Vous savez qu'en Chine l'empereur est un Chinois et tous ceux qui l'entourent sont Chinois.
Il y a de longues années - et justement parce qu'il y a longtemps - je veux vous conter cette histoire, avant qu'on ne l'oublie.
Le palais de l'empereur était le plus beau du monde, entièrement construit en fine porcelaine - il fallait même faire bien attention ...
Dans le jardin poussaient des fleurs merveilleuses, aux plus belles d'entre elles on accrochait une clochette d'argent qui tintait à la moindre brise afin qu'on ne puisse passer devant elles sans les admirer. Oui, tout était étudié dans le jardin du roi et il était si vaste que le jardinier lui-même n'en connaissait pas la fin. Si l'on marchait très, très longtemps, on arrivait à une forêt avec des arbres superbes et des lacs profonds. Cette forêt descendait jusqu'à la mer bleue, les grands navires pouvaient s'avancer jusque sous les arbres et dans leurs branches vivait un rossignol dont le chant merveilleux charmait jusqu'au plus pauvre des pêcheurs. Quoiqu'ils eussent bien d'autres soucis, ils restaient silencieux à l'écouter et lorsque, la nuit, dans leur barque, ils relevaient leurs filets, ils s'écriaient : « Dieu que c'est beau ! »; ensuite, ils devaient s'occuper de leurs affaires et ils n'y pensaient plus. Mais la nuit suivante, tandis que l'oiseau chantait et que les pêcheurs étaient à nouveau dehors, ils disaient encore : « Dieu que c'est beau ! »

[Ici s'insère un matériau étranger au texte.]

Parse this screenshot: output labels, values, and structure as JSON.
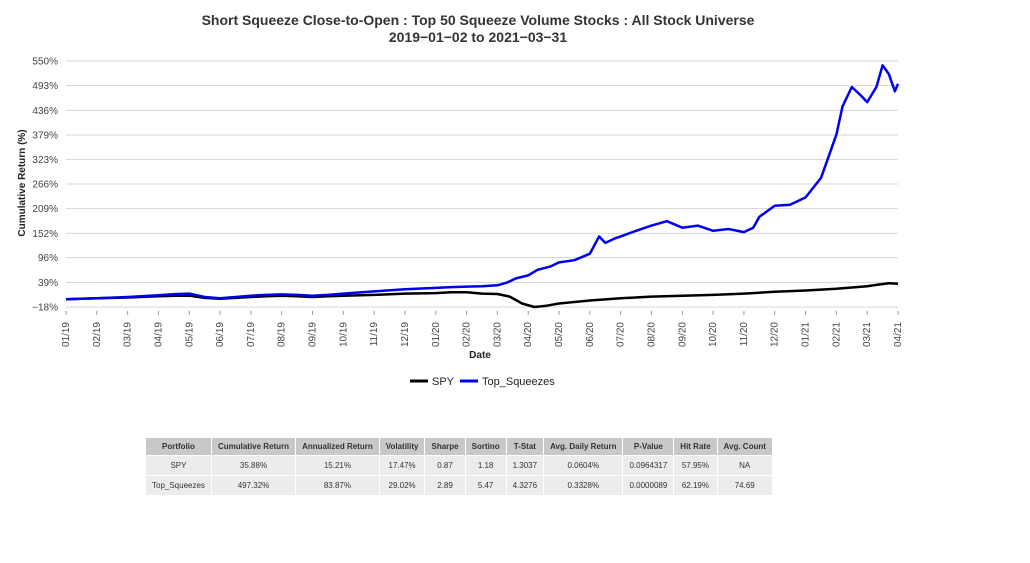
{
  "chart_data": {
    "type": "line",
    "title": "Short Squeeze Close-to-Open : Top 50 Squeeze Volume Stocks : All Stock Universe",
    "subtitle": "2019−01−02 to 2021−03−31",
    "xlabel": "Date",
    "ylabel": "Cumulative Return (%)",
    "ylim": [
      -18,
      550
    ],
    "yticks": [
      -18,
      39,
      96,
      152,
      209,
      266,
      323,
      379,
      436,
      493,
      550
    ],
    "ytick_labels": [
      "−18%",
      "39%",
      "96%",
      "152%",
      "209%",
      "266%",
      "323%",
      "379%",
      "436%",
      "493%",
      "550%"
    ],
    "xlim": [
      0,
      27
    ],
    "xticks": [
      0,
      1,
      2,
      3,
      4,
      5,
      6,
      7,
      8,
      9,
      10,
      11,
      12,
      13,
      14,
      15,
      16,
      17,
      18,
      19,
      20,
      21,
      22,
      23,
      24,
      25,
      26,
      27
    ],
    "xtick_labels": [
      "01/19",
      "02/19",
      "03/19",
      "04/19",
      "05/19",
      "06/19",
      "07/19",
      "08/19",
      "09/19",
      "10/19",
      "11/19",
      "12/19",
      "01/20",
      "02/20",
      "03/20",
      "04/20",
      "05/20",
      "06/20",
      "07/20",
      "08/20",
      "09/20",
      "10/20",
      "11/20",
      "12/20",
      "01/21",
      "02/21",
      "03/21",
      "04/21"
    ],
    "grid": true,
    "legend_position": "bottom-center",
    "series": [
      {
        "name": "SPY",
        "color": "#000000",
        "x": [
          0,
          1,
          2,
          3,
          3.6,
          4,
          4.5,
          5,
          5.5,
          6,
          6.5,
          7,
          7.5,
          8,
          8.5,
          9,
          10,
          11,
          12,
          12.5,
          13,
          13.5,
          14,
          14.4,
          14.8,
          15.2,
          15.6,
          16,
          17,
          18,
          19,
          20,
          21,
          22,
          22.5,
          23,
          24,
          25,
          25.5,
          26,
          26.3,
          26.7,
          27
        ],
        "values": [
          0,
          2,
          4,
          7,
          8,
          8,
          3,
          1,
          3,
          5,
          7,
          8,
          7,
          5,
          7,
          8,
          10,
          13,
          14,
          16,
          16,
          13,
          12,
          6,
          -10,
          -18,
          -15,
          -10,
          -3,
          2,
          6,
          8,
          10,
          13,
          15,
          17,
          20,
          24,
          27,
          30,
          33,
          37,
          35.88
        ]
      },
      {
        "name": "Top_Squeezes",
        "color": "#0000ee",
        "x": [
          0,
          1,
          2,
          3,
          3.6,
          4,
          4.5,
          5,
          5.5,
          6,
          6.5,
          7,
          7.5,
          8,
          8.5,
          9,
          10,
          11,
          12,
          12.5,
          13,
          13.5,
          14,
          14.3,
          14.6,
          15,
          15.3,
          15.7,
          16,
          16.5,
          17,
          17.3,
          17.5,
          17.8,
          18,
          18.5,
          19,
          19.5,
          20,
          20.5,
          21,
          21.5,
          22,
          22.3,
          22.5,
          23,
          23.5,
          24,
          24.5,
          25,
          25.2,
          25.5,
          25.8,
          26,
          26.3,
          26.5,
          26.7,
          26.9,
          27
        ],
        "values": [
          0,
          2,
          5,
          9,
          12,
          13,
          5,
          2,
          5,
          8,
          10,
          11,
          10,
          8,
          10,
          13,
          18,
          23,
          26,
          28,
          29,
          30,
          32,
          38,
          48,
          55,
          68,
          75,
          85,
          90,
          105,
          145,
          130,
          140,
          145,
          158,
          170,
          180,
          165,
          170,
          158,
          162,
          155,
          165,
          190,
          216,
          218,
          235,
          280,
          380,
          445,
          490,
          470,
          455,
          490,
          540,
          520,
          480,
          497.32
        ]
      }
    ]
  },
  "legend": {
    "items": [
      {
        "label": "SPY",
        "color": "#000000"
      },
      {
        "label": "Top_Squeezes",
        "color": "#0000ee"
      }
    ]
  },
  "stats_table": {
    "headers": [
      "Portfolio",
      "Cumulative Return",
      "Annualized Return",
      "Volatility",
      "Sharpe",
      "Sortino",
      "T-Stat",
      "Avg. Daily Return",
      "P-Value",
      "Hit Rate",
      "Avg. Count"
    ],
    "rows": [
      [
        "SPY",
        "35.88%",
        "15.21%",
        "17.47%",
        "0.87",
        "1.18",
        "1.3037",
        "0.0604%",
        "0.0964317",
        "57.95%",
        "NA"
      ],
      [
        "Top_Squeezes",
        "497.32%",
        "83.87%",
        "29.02%",
        "2.89",
        "5.47",
        "4.3276",
        "0.3328%",
        "0.0000089",
        "62.19%",
        "74.69"
      ]
    ]
  }
}
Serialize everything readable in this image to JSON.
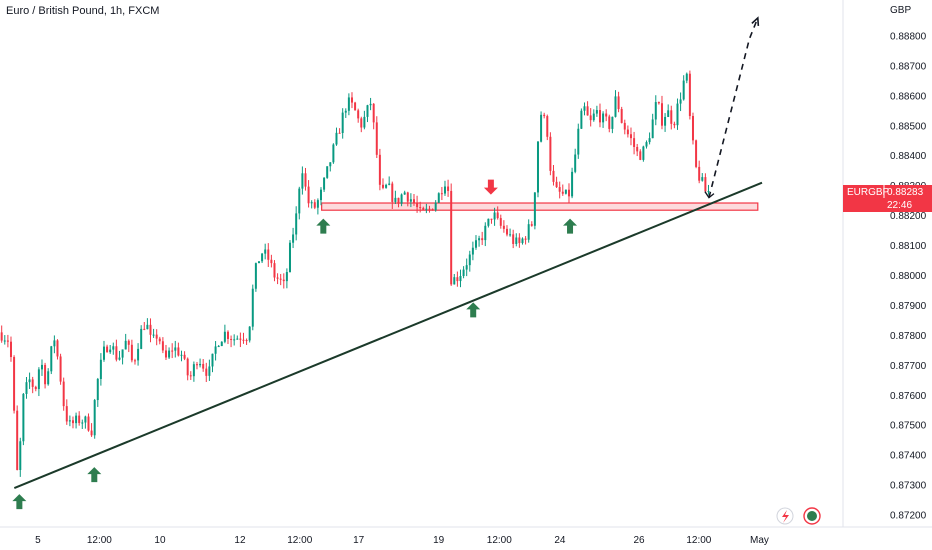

De tous les pays du monde, les voyageurs venaient admirer la ville de l'empereur, le château, le jardin, mais quand on les menait entendre le rossignol, tous s'écriaien t: «Ça, c'est encore ce qu'il y a de mieux ! »
Les voyageurs, rentrés chez eux, en parlaient et les érudits écrivaient des livres sur la ville, le château et le jardin, sans oublier le rossignol qu'ils mettaient au-dessus de tout. Ceux qui savaient faire des vers composaient des poèmes exquis sur le rossignol, dans la forêt, près de la mer profonde.
Ces livres faisaient le tour du monde et quelques-uns arrivèrent un jour jusque chez l'empereur de Chine. Assis sur son trône doré, il les lisait et les relisait et, de la tête, il approuvait les descriptions prestigieuses de la ville, du château, du jardin. « Mais le rossignol est tout de même ce qu'il y a de mieux », lisait-il.
- Qu'est-ce que c'est que ça ? dit l'empereur, le rossignol ! je ne le connais même pas ! Y a t-il un oiseau pareil dans mon empire ? Et, par-dessus le marché, dans mon jardin ! Je n'en ai jamais entendu parler, et il faut que j'apprenne ça dans un livre !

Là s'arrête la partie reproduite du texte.